Design

Model the work before the agents do it.

The most expensive bug in an agentic system is a bug in the workflow design. Models can be swapped. Prompts can be rewritten. But if the agent is solving the wrong problem — or solving the right problem in a shape that doesn't fit the people using it — no amount of prompt engineering will recover the engagement.

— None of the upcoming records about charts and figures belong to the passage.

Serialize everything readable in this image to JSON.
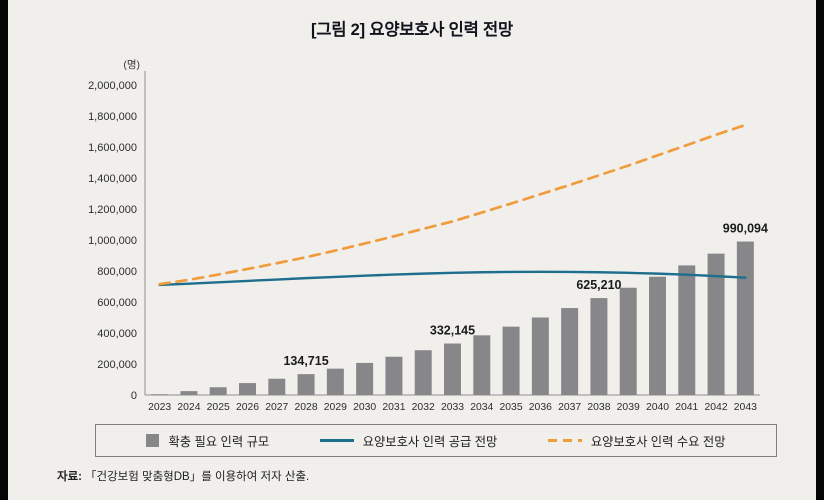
{
  "colors": {
    "background": "#f0efec",
    "bar": "#87878a",
    "supply_line": "#1e6f8e",
    "demand_line": "#f09c3c",
    "axis": "#8f8f8f"
  },
  "source": {
    "label": "자료:",
    "text": "「건강보험 맞춤형DB」를 이용하여 저자 산출."
  },
  "chart_data": {
    "type": "bar+line",
    "title": "[그림 2] 요양보호사 인력 전망",
    "y_unit": "(명)",
    "categories": [
      2023,
      2024,
      2025,
      2026,
      2027,
      2028,
      2029,
      2030,
      2031,
      2032,
      2033,
      2034,
      2035,
      2036,
      2037,
      2038,
      2039,
      2040,
      2041,
      2042,
      2043
    ],
    "series": [
      {
        "name": "확충 필요 인력 규모",
        "type": "bar",
        "color": "#87878a",
        "values": [
          5000,
          25000,
          50000,
          77000,
          105000,
          134715,
          170000,
          207000,
          247000,
          289000,
          332145,
          385000,
          441000,
          500000,
          561000,
          625210,
          692000,
          763000,
          836000,
          912000,
          990094
        ]
      },
      {
        "name": "요양보호사 인력 공급 전망",
        "type": "line",
        "color": "#1e6f8e",
        "values": [
          710000,
          718000,
          727000,
          736000,
          745000,
          754000,
          762000,
          770000,
          777000,
          783000,
          788000,
          792000,
          794000,
          795000,
          794000,
          792000,
          788000,
          783000,
          776000,
          767000,
          757000
        ]
      },
      {
        "name": "요양보호사 인력 수요 전망",
        "type": "line-dashed",
        "color": "#f09c3c",
        "values": [
          715000,
          743000,
          777000,
          813000,
          850000,
          889000,
          932000,
          977000,
          1024000,
          1072000,
          1120000,
          1177000,
          1235000,
          1295000,
          1355000,
          1417000,
          1480000,
          1546000,
          1612000,
          1679000,
          1742000
        ]
      }
    ],
    "annotations": [
      {
        "category": 2028,
        "text": "134,715"
      },
      {
        "category": 2033,
        "text": "332,145"
      },
      {
        "category": 2038,
        "text": "625,210"
      },
      {
        "category": 2043,
        "text": "990,094"
      }
    ],
    "ylim": [
      0,
      2000000
    ],
    "yticks": [
      0,
      200000,
      400000,
      600000,
      800000,
      1000000,
      1200000,
      1400000,
      1600000,
      1800000,
      2000000
    ],
    "grid": false,
    "legend_position": "bottom-box"
  }
}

Design is where we earn the trust to build. We don't open an editor until the system is mostly designed on paper.

What you get

Workflow models

Diagrams of the work as it is today, the work as it would be with agents, and the human-in-the-loop touchpoints between them. Includes escalation paths and recovery flows.

Tool / MCP catalog

A versioned catalog of every capability the agent can invoke, with input/output contracts, side-effect documentation, and access controls. The catalog is the agent's surface area. We treat it like an API.

Prompts as artifacts

Prompts in a repository, versioned, reviewed, and tested. Each prompt has a purpose statement, expected inputs, expected outputs, and a small suite of behavioral evals.

Eval design

What "good" means for this agent, expressed as a set of tests that run before deployment and continuously after. Without this, you have no way to know your system is working. With it, you have a release process.

Operator UX

The interfaces your team will use to monitor, override, and improve the agent. Often more important than the end-user UX.

Engagement shape

Four to ten weeks, often concurrent with Build.

Senior designer lead, embedded prompt and evals engineer, design partner from your team.

What this is not

This is not a UI agency that puts a chat box on top of an LLM. This is the design of the underlying system, the contract between the agent and the world.